Faut-il dès lors espérer pour sa patrie des victoires ou des défaites? A qui aime sa terre natale, la question paraît absurde. Mais elle ne l’est pas si, pendant des siècles, cette patrie-là n’assure une existence paisible ni à ses concitoyens ni à ses voisins. Dans leur inconscient collectif, les Russes ne savent toujours pas où la Patrie se termine et où le Régime commence. Tout est enchevêtré.
Mon copain d’école est tombé en Afghanistan. On lui avait dit à l’époque qu’il y défendait sa patrie. Nous rendions visite à ses parents et, chaque fois, sa mère pleurait: «Quelle patrie? Quelle patrie?» Nous restions muets. Maintenant, ils veulent que les jeunes hommes russes et ukrainiens «défendent leur patrie» les uns contre les autres.
Il existe une loi sur la mort naturelle d’un régime. Une dictature vit de ses mensonges sur ses ennemis et meurt quand elle se met à croire à ses propres mensonges.
Les gens de l’est de l’Ukraine qui, les larmes aux yeux, brandissent des drapeaux russes et crient «Russie!» nous peinent. Comme si souvent dans l’histoire, ils sont manipulés et trompés. Leur route vers la Russie les amène tout droit vers un Etat policier. Ce sont les habitants de Crimée qui ont le plus à y perdre. Leur enthousiasme quant à la «libération historique» des «fascistes» ukrainiens s’estompera vite et le désenchantement de la réalité sera bientôt là. Après la «libération» de l’Abkhazie, les stations balnéaires naguère florissantes sur la mer Noire sont entièrement à l’abandon. Le même scénario attend la Crimée «libérée». Et on ne parle pas des Tatars de Crimée, qui se souviennent encore parfaitement des déportations de masse en Sibérie et ne veulent pas entendre parler de la Russie.
L’agonie du régime qui se concrétise sous nos yeux prend la forme d’un conflit frontalier sans fin. La guerre non déclarée contre l’Ukraine lui donne un prétexte pour opprimer définitivement la société civile en Russie et établir un impitoyable ordre policier. Le militarisme, la traque à l’ennemi intérieur, la guerre aux «traîtres», la propagande patriotique massive, tout cela est déjà réalité.

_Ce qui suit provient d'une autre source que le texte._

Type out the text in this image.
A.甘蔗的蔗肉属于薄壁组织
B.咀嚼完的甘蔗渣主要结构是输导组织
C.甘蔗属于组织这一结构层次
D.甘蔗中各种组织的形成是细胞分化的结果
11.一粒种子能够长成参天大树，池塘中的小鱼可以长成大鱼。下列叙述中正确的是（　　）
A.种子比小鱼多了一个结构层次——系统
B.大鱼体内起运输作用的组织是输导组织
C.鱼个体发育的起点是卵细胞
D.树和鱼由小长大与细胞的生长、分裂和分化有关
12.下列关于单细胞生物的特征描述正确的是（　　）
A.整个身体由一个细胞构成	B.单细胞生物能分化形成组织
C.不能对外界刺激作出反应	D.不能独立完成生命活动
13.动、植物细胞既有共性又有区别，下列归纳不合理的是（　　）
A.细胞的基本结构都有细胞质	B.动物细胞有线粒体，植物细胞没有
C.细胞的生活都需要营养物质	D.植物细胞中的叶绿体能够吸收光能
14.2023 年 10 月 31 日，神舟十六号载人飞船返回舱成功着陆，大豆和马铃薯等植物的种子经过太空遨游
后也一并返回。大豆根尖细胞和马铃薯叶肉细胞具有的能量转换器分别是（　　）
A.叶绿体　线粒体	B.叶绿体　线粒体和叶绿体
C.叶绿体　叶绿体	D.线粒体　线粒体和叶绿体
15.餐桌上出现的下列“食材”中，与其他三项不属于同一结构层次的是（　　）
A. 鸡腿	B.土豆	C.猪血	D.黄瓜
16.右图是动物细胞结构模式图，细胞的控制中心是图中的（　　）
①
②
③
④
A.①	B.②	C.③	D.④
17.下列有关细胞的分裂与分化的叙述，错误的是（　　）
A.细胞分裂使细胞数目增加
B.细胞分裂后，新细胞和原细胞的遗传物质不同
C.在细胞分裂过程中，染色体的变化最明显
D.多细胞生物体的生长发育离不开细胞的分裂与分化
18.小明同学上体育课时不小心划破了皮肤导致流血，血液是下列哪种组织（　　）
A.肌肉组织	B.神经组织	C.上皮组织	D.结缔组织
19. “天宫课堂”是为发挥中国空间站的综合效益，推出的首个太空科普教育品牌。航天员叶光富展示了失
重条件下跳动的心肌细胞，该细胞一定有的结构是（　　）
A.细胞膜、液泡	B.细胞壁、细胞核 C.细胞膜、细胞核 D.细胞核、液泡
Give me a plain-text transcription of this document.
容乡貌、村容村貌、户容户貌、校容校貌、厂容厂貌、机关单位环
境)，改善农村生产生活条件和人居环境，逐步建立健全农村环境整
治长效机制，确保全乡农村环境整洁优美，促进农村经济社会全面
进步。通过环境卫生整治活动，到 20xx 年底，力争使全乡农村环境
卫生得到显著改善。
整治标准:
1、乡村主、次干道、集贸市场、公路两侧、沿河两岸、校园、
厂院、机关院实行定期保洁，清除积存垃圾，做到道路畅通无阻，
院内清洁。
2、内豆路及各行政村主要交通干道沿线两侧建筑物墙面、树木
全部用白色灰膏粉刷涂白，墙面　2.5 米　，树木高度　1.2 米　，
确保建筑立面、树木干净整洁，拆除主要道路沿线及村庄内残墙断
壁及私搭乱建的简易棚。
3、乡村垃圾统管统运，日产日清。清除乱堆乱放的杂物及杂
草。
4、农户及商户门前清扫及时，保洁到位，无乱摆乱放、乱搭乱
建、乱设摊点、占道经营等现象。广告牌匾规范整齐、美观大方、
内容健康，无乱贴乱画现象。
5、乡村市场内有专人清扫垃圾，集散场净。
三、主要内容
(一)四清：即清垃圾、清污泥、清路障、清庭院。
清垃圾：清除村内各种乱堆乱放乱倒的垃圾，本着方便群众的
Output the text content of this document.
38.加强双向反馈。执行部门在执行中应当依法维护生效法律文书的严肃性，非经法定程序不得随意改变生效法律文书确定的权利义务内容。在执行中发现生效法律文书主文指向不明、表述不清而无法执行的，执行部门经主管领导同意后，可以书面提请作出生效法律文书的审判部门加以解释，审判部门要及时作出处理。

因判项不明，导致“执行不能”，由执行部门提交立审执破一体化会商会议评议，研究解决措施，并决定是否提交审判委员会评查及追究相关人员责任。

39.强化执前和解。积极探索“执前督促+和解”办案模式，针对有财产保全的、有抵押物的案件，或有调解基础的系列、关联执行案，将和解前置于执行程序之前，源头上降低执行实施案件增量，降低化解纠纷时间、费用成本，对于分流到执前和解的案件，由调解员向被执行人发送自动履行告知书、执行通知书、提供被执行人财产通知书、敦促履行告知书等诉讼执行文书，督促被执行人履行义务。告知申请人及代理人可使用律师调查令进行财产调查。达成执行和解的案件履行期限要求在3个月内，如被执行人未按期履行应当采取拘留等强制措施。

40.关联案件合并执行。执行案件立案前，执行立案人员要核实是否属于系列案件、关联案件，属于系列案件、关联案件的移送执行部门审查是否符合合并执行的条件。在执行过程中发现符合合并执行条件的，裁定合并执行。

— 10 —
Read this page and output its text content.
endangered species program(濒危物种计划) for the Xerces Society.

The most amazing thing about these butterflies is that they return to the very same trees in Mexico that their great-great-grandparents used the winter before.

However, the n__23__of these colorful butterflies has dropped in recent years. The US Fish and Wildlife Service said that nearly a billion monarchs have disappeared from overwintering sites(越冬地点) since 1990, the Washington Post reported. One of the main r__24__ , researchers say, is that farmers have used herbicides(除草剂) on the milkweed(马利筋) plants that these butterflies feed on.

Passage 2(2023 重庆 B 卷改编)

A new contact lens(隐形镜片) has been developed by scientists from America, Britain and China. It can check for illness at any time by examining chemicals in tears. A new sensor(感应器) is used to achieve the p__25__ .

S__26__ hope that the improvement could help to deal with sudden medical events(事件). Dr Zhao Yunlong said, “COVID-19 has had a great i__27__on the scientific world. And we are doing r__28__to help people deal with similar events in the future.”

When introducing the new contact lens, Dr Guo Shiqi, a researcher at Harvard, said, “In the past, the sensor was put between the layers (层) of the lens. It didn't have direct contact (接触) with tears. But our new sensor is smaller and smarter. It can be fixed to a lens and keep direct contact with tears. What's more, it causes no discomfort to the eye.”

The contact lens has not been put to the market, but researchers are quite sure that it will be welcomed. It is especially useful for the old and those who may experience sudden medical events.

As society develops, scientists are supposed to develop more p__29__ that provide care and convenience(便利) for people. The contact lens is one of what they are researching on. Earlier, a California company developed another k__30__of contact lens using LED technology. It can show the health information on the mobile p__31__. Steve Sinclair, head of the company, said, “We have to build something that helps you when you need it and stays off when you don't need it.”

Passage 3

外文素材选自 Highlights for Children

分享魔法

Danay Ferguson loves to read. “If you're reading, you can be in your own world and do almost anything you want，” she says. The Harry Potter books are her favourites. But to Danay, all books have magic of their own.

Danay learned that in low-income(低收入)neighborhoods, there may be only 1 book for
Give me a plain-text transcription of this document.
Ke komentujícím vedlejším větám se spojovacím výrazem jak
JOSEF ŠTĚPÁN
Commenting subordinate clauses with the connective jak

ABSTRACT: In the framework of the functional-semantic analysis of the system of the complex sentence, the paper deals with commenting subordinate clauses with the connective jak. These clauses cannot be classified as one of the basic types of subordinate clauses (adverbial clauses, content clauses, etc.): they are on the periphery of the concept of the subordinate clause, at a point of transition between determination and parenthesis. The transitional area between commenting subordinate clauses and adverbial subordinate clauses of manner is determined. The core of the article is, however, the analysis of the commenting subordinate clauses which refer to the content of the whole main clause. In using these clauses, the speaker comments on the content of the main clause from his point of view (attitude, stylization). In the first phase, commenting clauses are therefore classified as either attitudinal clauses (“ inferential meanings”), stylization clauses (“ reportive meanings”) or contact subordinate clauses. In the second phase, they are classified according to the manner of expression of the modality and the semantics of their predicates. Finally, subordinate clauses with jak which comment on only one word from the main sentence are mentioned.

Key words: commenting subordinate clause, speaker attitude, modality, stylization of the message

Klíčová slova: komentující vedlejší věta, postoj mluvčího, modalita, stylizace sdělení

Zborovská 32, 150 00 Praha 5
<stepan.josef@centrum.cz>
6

Après l’entrée des troupes soviétiques en Tchécoslovaquie, le poète russe Alexandre Galitch écrivait: «Citoyens! Notre Patrie est en danger! Nos chars roulent en terre étrangère!» La rouquine devant le Kremlin est une patriote. Mais ceux qui l’ont arrêtée, qui ont voté pour la guerre à la Douma, qui donnent et exécutent des ordres criminels, tous ces gens avec leurs matraques et leurs blindés sont des traîtres.